If any one should so far depart from common sense as to question the mortality of some great king, we should think it sufficient to say for all argument--the king is a man!--virtually implying the whole triplet above mentioned:--
"All men are mortal. The king is a man; Therefore the king is mortal."
"In pursuing the supposed investigation, (into the operation of reasoning,)" says Archbishop Whately, "it will be found that every conclusion is deduced, in reality, from two other propositions, (thence called Premisses;) for though one of these may be and commonly is suppressed, it must nevertheless be understood as admitted, as may easily be made evident by supposing the denial of the suppressed premiss, which will at once invalidate the argument; e.g. if any one, from perceiving that 'the world exhibits marks of design,' infers that 'it must have had an intelligent author,' though he may not be aware in his own mind of the existence of any other premiss, he will readily understand, if it be denied that 'whatever exhibits marks of design must have had an intelligent author,' that the affirmative of that proposition is necessary to the solidity of the argument. An argument thus stated regularly and at full length, is called a syllogism; which, therefore, is evidently not a peculiar kind of argument, but only a peculiar form of expression, in which every argument may be stated."--Whately's Logic, p. 27.
"It will be found," he continues, "that all valid arguments whatever may be easily reduced to such a form as that of the foregoing syllogisms; and that consequently the principle on which they are constructed is the UNIVERSAL PRINCIPLE of reasoning. So elliptical, indeed, is the ordinary mode of expression, even of those who are considered as prolix writers,--i.e. so much is implied and left to be understood in the course of argument, in comparison of what is actually stated, (most men being impatient, even to excess, of any appearance of unnecessary and tedious formality of statement,) that a single sentence will often be found, though perhaps considered as a single argument, to contain, compressed into a short compass, a chain of several distinct arguments. But if each of these be fully developed, and the whole of what the author intended to imply be stated expressly, it will be found that all the steps, even of the longest and most complex train of reasoning, may be reduced into the above form."--P. 32.
That it is not the office of the syllogism to discover new truths, our logician fully admits, and takes some pains to establish. This is the office of "other operations of mind," not unaccompanied, however, with acts of reasoning. Reasoning, argument, inference, (words which he uses as synonymous,) have not for their object our advancement in knowledge, or the acquisition of new truths.

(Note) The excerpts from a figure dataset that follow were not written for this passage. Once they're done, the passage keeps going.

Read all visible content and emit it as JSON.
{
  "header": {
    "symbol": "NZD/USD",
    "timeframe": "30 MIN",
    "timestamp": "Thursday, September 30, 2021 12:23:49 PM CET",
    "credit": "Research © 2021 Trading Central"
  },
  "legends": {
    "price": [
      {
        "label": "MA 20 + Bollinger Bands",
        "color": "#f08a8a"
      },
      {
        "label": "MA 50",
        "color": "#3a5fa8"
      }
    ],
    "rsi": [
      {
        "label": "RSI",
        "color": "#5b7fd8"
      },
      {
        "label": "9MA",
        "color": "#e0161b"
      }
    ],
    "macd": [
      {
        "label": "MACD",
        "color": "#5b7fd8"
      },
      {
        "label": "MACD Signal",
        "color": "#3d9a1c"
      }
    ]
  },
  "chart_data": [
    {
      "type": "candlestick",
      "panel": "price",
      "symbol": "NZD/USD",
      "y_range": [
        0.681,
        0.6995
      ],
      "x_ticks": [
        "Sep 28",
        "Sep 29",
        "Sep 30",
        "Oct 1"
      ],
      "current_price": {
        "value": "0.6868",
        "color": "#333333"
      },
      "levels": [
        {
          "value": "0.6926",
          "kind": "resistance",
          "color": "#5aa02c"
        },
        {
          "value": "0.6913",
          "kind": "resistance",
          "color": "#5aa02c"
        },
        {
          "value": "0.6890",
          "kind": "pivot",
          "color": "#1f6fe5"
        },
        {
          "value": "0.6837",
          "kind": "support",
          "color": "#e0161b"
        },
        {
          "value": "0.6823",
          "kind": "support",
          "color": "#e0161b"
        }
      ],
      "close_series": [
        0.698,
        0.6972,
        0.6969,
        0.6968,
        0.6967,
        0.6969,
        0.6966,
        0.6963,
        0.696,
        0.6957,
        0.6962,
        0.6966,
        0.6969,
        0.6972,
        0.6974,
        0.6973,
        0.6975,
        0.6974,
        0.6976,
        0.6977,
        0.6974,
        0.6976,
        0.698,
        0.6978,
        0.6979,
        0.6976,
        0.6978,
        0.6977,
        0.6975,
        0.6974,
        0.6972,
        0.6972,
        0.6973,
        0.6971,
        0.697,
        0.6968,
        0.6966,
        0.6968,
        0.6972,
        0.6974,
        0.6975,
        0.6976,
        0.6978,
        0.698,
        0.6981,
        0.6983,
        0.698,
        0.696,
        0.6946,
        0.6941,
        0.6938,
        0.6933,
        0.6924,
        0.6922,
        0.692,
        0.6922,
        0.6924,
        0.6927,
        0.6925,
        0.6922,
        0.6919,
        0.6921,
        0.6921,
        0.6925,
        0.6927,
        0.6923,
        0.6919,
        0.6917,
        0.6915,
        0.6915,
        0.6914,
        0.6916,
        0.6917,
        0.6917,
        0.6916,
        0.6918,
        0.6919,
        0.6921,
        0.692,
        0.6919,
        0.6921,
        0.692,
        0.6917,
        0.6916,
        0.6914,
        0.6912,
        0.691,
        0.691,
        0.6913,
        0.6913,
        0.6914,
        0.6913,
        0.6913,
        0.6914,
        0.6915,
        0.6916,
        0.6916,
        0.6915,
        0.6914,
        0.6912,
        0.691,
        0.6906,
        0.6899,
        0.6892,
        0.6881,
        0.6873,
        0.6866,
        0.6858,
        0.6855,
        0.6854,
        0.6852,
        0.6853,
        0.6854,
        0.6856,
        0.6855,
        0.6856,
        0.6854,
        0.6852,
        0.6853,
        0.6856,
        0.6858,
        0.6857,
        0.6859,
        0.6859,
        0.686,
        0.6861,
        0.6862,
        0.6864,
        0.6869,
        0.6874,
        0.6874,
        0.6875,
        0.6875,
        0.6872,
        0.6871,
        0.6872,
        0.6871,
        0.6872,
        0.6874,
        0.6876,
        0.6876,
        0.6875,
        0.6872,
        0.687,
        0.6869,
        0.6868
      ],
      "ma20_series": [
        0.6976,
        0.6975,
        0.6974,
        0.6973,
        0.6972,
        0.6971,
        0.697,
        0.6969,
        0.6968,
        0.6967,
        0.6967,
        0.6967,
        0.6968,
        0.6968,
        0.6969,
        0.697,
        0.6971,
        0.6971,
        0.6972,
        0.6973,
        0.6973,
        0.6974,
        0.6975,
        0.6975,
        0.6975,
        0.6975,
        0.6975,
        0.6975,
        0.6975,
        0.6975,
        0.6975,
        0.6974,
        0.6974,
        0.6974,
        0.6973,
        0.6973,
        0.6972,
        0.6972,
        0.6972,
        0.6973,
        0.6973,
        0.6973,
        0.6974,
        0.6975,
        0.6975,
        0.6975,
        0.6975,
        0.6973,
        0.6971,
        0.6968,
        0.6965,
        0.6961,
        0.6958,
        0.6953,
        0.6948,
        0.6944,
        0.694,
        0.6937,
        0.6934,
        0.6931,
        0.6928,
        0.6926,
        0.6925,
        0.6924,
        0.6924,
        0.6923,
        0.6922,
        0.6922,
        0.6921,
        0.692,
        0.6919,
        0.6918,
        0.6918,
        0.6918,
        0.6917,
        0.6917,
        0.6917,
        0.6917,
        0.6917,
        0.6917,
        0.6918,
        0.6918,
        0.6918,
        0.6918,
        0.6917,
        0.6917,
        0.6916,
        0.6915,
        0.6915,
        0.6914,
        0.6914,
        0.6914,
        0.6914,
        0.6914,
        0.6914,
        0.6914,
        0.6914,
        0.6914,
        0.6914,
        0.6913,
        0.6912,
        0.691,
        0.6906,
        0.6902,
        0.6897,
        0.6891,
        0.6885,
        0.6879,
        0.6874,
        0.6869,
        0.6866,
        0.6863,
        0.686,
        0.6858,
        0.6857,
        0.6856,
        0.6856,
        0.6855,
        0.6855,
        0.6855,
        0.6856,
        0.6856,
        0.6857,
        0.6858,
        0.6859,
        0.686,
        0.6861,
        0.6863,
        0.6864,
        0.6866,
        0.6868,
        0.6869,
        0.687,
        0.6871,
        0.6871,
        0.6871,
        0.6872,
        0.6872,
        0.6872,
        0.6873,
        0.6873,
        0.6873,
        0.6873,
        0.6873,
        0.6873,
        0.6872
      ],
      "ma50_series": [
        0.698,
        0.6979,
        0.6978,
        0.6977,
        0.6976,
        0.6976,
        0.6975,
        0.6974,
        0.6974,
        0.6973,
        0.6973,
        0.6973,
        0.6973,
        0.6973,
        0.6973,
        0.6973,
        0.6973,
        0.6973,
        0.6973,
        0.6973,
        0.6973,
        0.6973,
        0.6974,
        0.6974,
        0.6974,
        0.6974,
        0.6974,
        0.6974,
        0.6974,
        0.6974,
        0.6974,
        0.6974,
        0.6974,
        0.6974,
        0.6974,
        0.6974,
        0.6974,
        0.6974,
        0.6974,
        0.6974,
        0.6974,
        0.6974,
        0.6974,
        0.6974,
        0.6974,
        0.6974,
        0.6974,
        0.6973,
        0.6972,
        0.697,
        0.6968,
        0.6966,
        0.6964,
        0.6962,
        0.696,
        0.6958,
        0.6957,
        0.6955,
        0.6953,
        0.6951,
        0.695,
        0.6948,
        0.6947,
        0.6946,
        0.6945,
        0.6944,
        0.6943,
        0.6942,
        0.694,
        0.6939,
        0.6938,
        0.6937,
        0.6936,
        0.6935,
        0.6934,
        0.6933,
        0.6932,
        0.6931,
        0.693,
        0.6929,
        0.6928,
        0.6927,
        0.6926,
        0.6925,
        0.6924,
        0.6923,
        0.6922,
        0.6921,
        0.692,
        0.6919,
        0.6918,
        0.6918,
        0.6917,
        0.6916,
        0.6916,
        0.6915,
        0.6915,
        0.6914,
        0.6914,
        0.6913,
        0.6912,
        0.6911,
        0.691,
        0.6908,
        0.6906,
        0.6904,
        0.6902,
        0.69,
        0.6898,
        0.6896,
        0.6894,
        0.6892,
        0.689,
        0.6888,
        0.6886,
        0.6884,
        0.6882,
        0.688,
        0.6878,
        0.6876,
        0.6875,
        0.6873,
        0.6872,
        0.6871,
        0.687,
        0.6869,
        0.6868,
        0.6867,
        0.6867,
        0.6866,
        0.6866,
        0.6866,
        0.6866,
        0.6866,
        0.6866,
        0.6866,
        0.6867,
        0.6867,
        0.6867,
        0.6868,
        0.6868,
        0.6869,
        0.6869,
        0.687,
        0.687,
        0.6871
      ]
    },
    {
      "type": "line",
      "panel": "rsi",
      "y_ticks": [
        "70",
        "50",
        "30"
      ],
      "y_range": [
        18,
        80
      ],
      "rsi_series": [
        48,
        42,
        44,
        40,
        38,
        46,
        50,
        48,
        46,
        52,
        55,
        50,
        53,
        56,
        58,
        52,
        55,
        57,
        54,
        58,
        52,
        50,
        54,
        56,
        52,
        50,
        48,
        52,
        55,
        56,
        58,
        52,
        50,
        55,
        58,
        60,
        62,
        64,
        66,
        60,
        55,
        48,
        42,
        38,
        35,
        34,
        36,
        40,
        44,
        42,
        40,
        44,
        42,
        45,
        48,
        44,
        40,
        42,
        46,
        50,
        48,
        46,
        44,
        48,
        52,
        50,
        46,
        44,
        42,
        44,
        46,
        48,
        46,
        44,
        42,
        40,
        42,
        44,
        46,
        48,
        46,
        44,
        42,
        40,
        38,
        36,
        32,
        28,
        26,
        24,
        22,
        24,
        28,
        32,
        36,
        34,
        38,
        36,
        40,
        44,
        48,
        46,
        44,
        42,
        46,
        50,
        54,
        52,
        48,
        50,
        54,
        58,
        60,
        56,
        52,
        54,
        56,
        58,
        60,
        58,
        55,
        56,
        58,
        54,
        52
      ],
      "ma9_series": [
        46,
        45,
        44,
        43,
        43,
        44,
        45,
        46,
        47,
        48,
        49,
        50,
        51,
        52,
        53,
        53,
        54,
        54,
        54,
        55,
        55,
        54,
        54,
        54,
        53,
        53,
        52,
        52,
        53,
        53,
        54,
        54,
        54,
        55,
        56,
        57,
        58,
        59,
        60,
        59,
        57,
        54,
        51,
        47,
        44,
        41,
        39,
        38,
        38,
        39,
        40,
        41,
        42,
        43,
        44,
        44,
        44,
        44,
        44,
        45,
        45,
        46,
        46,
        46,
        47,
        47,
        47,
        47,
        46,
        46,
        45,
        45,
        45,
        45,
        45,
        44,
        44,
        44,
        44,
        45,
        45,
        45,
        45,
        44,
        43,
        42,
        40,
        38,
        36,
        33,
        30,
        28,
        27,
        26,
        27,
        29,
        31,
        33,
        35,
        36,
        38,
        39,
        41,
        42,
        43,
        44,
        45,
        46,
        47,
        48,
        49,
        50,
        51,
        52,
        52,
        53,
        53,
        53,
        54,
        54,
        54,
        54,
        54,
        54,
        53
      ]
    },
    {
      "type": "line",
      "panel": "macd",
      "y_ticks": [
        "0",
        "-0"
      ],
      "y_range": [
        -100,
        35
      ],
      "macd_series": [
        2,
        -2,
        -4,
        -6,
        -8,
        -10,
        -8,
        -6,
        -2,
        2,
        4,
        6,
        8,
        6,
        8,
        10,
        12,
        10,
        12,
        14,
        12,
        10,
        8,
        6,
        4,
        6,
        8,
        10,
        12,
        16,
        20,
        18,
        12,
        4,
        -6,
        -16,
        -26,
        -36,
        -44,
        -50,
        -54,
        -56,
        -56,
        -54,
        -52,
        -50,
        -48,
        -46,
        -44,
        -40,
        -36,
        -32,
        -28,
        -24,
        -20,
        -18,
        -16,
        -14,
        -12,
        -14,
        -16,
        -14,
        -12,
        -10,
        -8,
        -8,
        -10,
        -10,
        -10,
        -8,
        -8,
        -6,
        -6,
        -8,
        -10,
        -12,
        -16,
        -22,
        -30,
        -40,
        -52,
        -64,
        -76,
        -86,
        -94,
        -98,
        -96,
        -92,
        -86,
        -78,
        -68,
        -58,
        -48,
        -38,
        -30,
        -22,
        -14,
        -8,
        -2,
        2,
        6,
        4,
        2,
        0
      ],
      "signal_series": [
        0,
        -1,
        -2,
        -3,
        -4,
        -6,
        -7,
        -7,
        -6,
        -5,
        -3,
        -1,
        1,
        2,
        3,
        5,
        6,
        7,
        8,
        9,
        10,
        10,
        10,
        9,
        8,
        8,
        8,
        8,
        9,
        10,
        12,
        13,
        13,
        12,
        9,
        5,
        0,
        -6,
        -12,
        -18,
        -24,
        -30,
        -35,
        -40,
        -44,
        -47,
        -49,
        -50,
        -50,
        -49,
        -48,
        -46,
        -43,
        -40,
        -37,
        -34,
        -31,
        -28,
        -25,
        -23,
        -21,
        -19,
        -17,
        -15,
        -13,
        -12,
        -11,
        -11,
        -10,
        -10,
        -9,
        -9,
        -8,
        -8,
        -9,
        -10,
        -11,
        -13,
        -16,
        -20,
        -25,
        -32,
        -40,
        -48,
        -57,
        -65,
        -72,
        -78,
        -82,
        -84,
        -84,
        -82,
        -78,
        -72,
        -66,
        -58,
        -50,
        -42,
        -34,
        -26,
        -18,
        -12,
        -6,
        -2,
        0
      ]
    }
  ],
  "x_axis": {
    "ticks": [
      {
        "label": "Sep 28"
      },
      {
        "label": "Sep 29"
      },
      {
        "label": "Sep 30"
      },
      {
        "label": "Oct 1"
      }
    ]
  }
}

"Much has been said," says Archbishop Whately, in another portion of his work, "by some writers, of the superiority of the inductive to the syllogistic methods of seeking truth, as if the two stood opposed to each other; and of the advantage of substituting the Organon of Bacon for that of Aristotle, &c. &c., which indicates a total misconception of the nature of both. There is, however, the more excuse for the confusion of thought which prevails on this subject, because eminent logical writers have treated, or at least have appeared to treat, of induction as a kind of argument distinct from the syllogism; which, if it were, it certainly might be contrasted with the syllogism: or rather the whole syllogistic theory would fall to the ground, since one of the very first principles it establishes, is that all reasoning, on whatever subject, is one and the same process, which may be clearly exhibited in the form of syllogisms.
"This inaccuracy seems chiefly to have arisen from a vagueness in the use of the word induction; which is sometimes employed to designate the process of investigation and of collecting facts, sometimes the deducing an inference from those facts. The former of these processes (viz. that of observation and experiment) is undoubtedly distinct from that which takes place in the syllogism; but then it is not a process of argumentation: the latter again is an argumentative process; but then it is, like all other arguments, capable of being syllogistically expressed."--P. 263.
"To prove, then, this point demonstratively, (namely, that it is not by a process of reasoning that new truths are brought to light,) becomes on these data perfectly easy; for since all reasoning (in the sense above defined) may be resolved into syllogisms; and since even the objectors to logic make it a subject of complaint, that in a syllogism the premises do virtually assert the conclusion, it follows at once that no new truth (as above defined) can be elicited by any process of reasoning.